Y uno de los primeros en hablar de ese sitio fue el ya mencionado Alfredo Chavero, en 1885. Mismo quien habiendo tenido también a la vista la parte del “Lienzo de Tlaxcala”, donde se narra la entrada del conquistador Nuño de Guzmán hasta Sinaloa, se percató de que, curiosa y coincidentemente, cuando salió Cortés (desde Salagua, Colima) en busca de los barcos que le robó Nuño de Guzmán: “Siguió el mismo camino [que siguieron los aztecas], pero en dirección opuesta”, y que si bien los aztecas “salen de Aztlán, penetran en Michoacán y llegan al Valle [de México]. Nuño atraviesa Michoacán y llega como conquistador a Aztlán” o Aztatlán. Como se mira en el mencionado “Lienzo”.

Retomando, pues, ése y otros datos más, Chavero concluye con que “el poblado incógnito [de Aztlán…] estaba entre Xalisco y Chiametla, sobre la costa del Pacífico, […] en la laguna de Mescaltitlán o Mexticacán”. Aseveración con la que básicamente coincido.
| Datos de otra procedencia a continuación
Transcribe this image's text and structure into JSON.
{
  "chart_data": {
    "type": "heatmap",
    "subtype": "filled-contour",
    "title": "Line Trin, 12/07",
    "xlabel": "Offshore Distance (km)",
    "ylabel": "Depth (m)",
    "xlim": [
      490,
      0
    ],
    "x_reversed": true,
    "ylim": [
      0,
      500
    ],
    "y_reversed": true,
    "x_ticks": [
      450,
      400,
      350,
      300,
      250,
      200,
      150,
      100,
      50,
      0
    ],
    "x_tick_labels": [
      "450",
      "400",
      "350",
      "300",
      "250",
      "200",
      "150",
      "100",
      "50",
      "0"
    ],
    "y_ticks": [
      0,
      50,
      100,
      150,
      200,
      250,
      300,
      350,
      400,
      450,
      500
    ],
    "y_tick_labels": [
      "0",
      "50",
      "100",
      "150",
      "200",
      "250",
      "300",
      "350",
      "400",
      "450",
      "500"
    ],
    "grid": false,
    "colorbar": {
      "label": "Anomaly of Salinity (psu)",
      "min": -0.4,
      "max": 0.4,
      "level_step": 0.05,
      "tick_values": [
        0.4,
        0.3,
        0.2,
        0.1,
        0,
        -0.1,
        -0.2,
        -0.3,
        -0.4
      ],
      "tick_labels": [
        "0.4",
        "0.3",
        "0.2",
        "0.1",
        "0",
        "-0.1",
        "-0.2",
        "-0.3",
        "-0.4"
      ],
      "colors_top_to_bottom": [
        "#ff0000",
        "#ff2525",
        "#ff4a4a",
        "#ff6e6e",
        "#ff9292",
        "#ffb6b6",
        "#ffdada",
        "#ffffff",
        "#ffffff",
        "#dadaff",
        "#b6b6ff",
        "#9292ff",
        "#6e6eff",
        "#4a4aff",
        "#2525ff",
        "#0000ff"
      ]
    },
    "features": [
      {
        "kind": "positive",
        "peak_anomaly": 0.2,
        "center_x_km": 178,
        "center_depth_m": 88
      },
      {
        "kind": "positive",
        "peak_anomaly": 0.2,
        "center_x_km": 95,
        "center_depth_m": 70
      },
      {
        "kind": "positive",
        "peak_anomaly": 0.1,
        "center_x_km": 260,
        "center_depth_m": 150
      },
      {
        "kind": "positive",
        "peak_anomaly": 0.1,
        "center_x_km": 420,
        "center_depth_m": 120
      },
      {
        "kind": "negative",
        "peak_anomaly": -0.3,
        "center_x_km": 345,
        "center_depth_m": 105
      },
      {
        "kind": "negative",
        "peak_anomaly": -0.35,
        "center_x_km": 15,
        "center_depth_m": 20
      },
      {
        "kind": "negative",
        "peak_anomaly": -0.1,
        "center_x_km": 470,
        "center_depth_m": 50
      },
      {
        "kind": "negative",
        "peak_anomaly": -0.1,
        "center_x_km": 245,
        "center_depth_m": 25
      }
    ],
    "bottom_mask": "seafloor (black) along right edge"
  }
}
Pero no sin añadir que, como la misma “Tira” afirma, en algún momento de su travesía, los aztecas fueron convertidos en mexicas, y que es casi seguro que tuvieron que pasar por el territorio colimeca, o colimateca (que ya estaba poblado desde la Prehistoria), antes de que, como Chavero asegura, pudieran “penetrar en Michoacán”.

Continuará.

PIES DE FOTO. –

1.- “La Tira de la Peregrinación” nos muestra, en su primera lámina, la salida de los aztecas, en el año “Uno Pedernal”, luego de que Huitzilopochtli, su dios, (encerrado en una cueva-templo) le dijo al sumo sacerdote (en la canoa) que deberían partir.
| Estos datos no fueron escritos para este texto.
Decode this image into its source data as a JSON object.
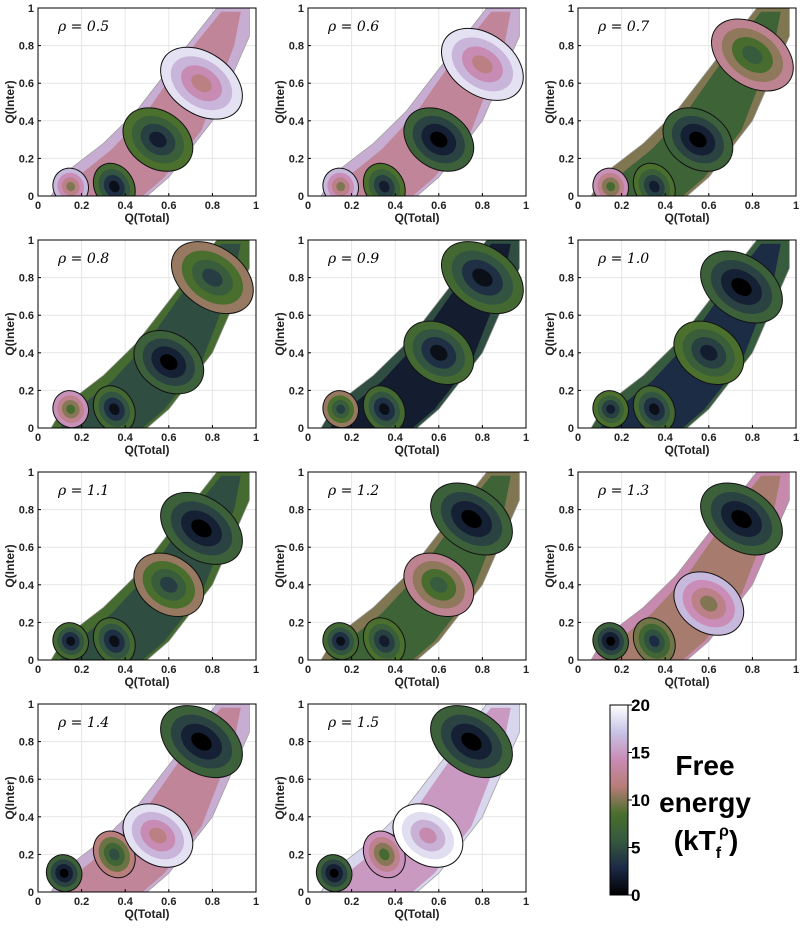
{
  "chart_data": {
    "type": "heatmap",
    "panels": [
      {
        "label": "ρ = 0.5",
        "rho": 0.5,
        "basins": [
          {
            "q_total": 0.15,
            "q_inter": 0.05,
            "depth": 10
          },
          {
            "q_total": 0.35,
            "q_inter": 0.05,
            "depth": 1
          },
          {
            "q_total": 0.55,
            "q_inter": 0.3,
            "depth": 2
          },
          {
            "q_total": 0.75,
            "q_inter": 0.6,
            "depth": 12
          }
        ]
      },
      {
        "label": "ρ = 0.6",
        "rho": 0.6,
        "basins": [
          {
            "q_total": 0.15,
            "q_inter": 0.05,
            "depth": 10
          },
          {
            "q_total": 0.35,
            "q_inter": 0.05,
            "depth": 2
          },
          {
            "q_total": 0.6,
            "q_inter": 0.3,
            "depth": 0
          },
          {
            "q_total": 0.8,
            "q_inter": 0.7,
            "depth": 12
          }
        ]
      },
      {
        "label": "ρ = 0.7",
        "rho": 0.7,
        "basins": [
          {
            "q_total": 0.15,
            "q_inter": 0.05,
            "depth": 8
          },
          {
            "q_total": 0.35,
            "q_inter": 0.05,
            "depth": 2
          },
          {
            "q_total": 0.55,
            "q_inter": 0.3,
            "depth": 0
          },
          {
            "q_total": 0.8,
            "q_inter": 0.75,
            "depth": 6
          }
        ]
      },
      {
        "label": "ρ = 0.8",
        "rho": 0.8,
        "basins": [
          {
            "q_total": 0.15,
            "q_inter": 0.1,
            "depth": 8
          },
          {
            "q_total": 0.35,
            "q_inter": 0.1,
            "depth": 1
          },
          {
            "q_total": 0.6,
            "q_inter": 0.35,
            "depth": 0
          },
          {
            "q_total": 0.8,
            "q_inter": 0.8,
            "depth": 4
          }
        ]
      },
      {
        "label": "ρ = 0.9",
        "rho": 0.9,
        "basins": [
          {
            "q_total": 0.15,
            "q_inter": 0.1,
            "depth": 4
          },
          {
            "q_total": 0.35,
            "q_inter": 0.1,
            "depth": 1
          },
          {
            "q_total": 0.6,
            "q_inter": 0.4,
            "depth": 1
          },
          {
            "q_total": 0.8,
            "q_inter": 0.8,
            "depth": 1
          }
        ]
      },
      {
        "label": "ρ = 1.0",
        "rho": 1.0,
        "basins": [
          {
            "q_total": 0.15,
            "q_inter": 0.1,
            "depth": 2
          },
          {
            "q_total": 0.35,
            "q_inter": 0.1,
            "depth": 1
          },
          {
            "q_total": 0.6,
            "q_inter": 0.4,
            "depth": 2
          },
          {
            "q_total": 0.75,
            "q_inter": 0.75,
            "depth": 0
          }
        ]
      },
      {
        "label": "ρ = 1.1",
        "rho": 1.1,
        "basins": [
          {
            "q_total": 0.15,
            "q_inter": 0.1,
            "depth": 1
          },
          {
            "q_total": 0.35,
            "q_inter": 0.1,
            "depth": 1
          },
          {
            "q_total": 0.6,
            "q_inter": 0.4,
            "depth": 4
          },
          {
            "q_total": 0.75,
            "q_inter": 0.7,
            "depth": 0
          }
        ]
      },
      {
        "label": "ρ = 1.2",
        "rho": 1.2,
        "basins": [
          {
            "q_total": 0.15,
            "q_inter": 0.1,
            "depth": 1
          },
          {
            "q_total": 0.35,
            "q_inter": 0.1,
            "depth": 2
          },
          {
            "q_total": 0.6,
            "q_inter": 0.4,
            "depth": 6
          },
          {
            "q_total": 0.75,
            "q_inter": 0.75,
            "depth": 0
          }
        ]
      },
      {
        "label": "ρ = 1.3",
        "rho": 1.3,
        "basins": [
          {
            "q_total": 0.15,
            "q_inter": 0.1,
            "depth": 0
          },
          {
            "q_total": 0.35,
            "q_inter": 0.1,
            "depth": 3
          },
          {
            "q_total": 0.6,
            "q_inter": 0.3,
            "depth": 10
          },
          {
            "q_total": 0.75,
            "q_inter": 0.75,
            "depth": 0
          }
        ]
      },
      {
        "label": "ρ = 1.4",
        "rho": 1.4,
        "basins": [
          {
            "q_total": 0.12,
            "q_inter": 0.1,
            "depth": 0
          },
          {
            "q_total": 0.35,
            "q_inter": 0.2,
            "depth": 5
          },
          {
            "q_total": 0.55,
            "q_inter": 0.3,
            "depth": 12
          },
          {
            "q_total": 0.75,
            "q_inter": 0.8,
            "depth": 0
          }
        ]
      },
      {
        "label": "ρ = 1.5",
        "rho": 1.5,
        "basins": [
          {
            "q_total": 0.12,
            "q_inter": 0.1,
            "depth": 0
          },
          {
            "q_total": 0.35,
            "q_inter": 0.2,
            "depth": 8
          },
          {
            "q_total": 0.55,
            "q_inter": 0.3,
            "depth": 14
          },
          {
            "q_total": 0.75,
            "q_inter": 0.8,
            "depth": 0
          }
        ]
      }
    ],
    "xlabel": "Q(Total)",
    "ylabel": "Q(Inter)",
    "xlim": [
      0,
      1
    ],
    "ylim": [
      0,
      1
    ],
    "xticks": [
      "0",
      "0.2",
      "0.4",
      "0.6",
      "0.8",
      "1"
    ],
    "yticks": [
      "0",
      "0.2",
      "0.4",
      "0.6",
      "0.8",
      "1"
    ],
    "grid": true,
    "colorbar": {
      "label_lines": [
        "Free",
        "energy"
      ],
      "label_unit_base": "(kT",
      "label_unit_sub": "f",
      "label_unit_sup": "ρ",
      "label_unit_close": ")",
      "range": [
        0,
        20
      ],
      "ticks": [
        "0",
        "5",
        "10",
        "15",
        "20"
      ],
      "colormap": [
        "#000000",
        "#1c2a45",
        "#35593f",
        "#4a6f2c",
        "#b77d78",
        "#c98bb5",
        "#c7c4e5",
        "#ffffff"
      ]
    }
  }
}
2.- En la segunda, relaciona la tribu azteca (a la derecha) con todas las que los precedieron (fila de la izquierda) y nos los muestra yendo solos por órdenes de su mismo dios.

3.- Con base en los datos referidos, hace 15 años elaboré este mapa de “La Ruta de los Toltecas”, para señalar que, habiendo llegado al actual territorio de Colima, fundaron Tochpan, en 627 d. C.

4.- Y como cerrando el círculo de la tradición a que hicieron referencia esos antiguos códices, “El Lienzo de Tlaxcala”, narra la conquista de Aztatlán por parte de la gente de Nuño Beltrán de Guzmán.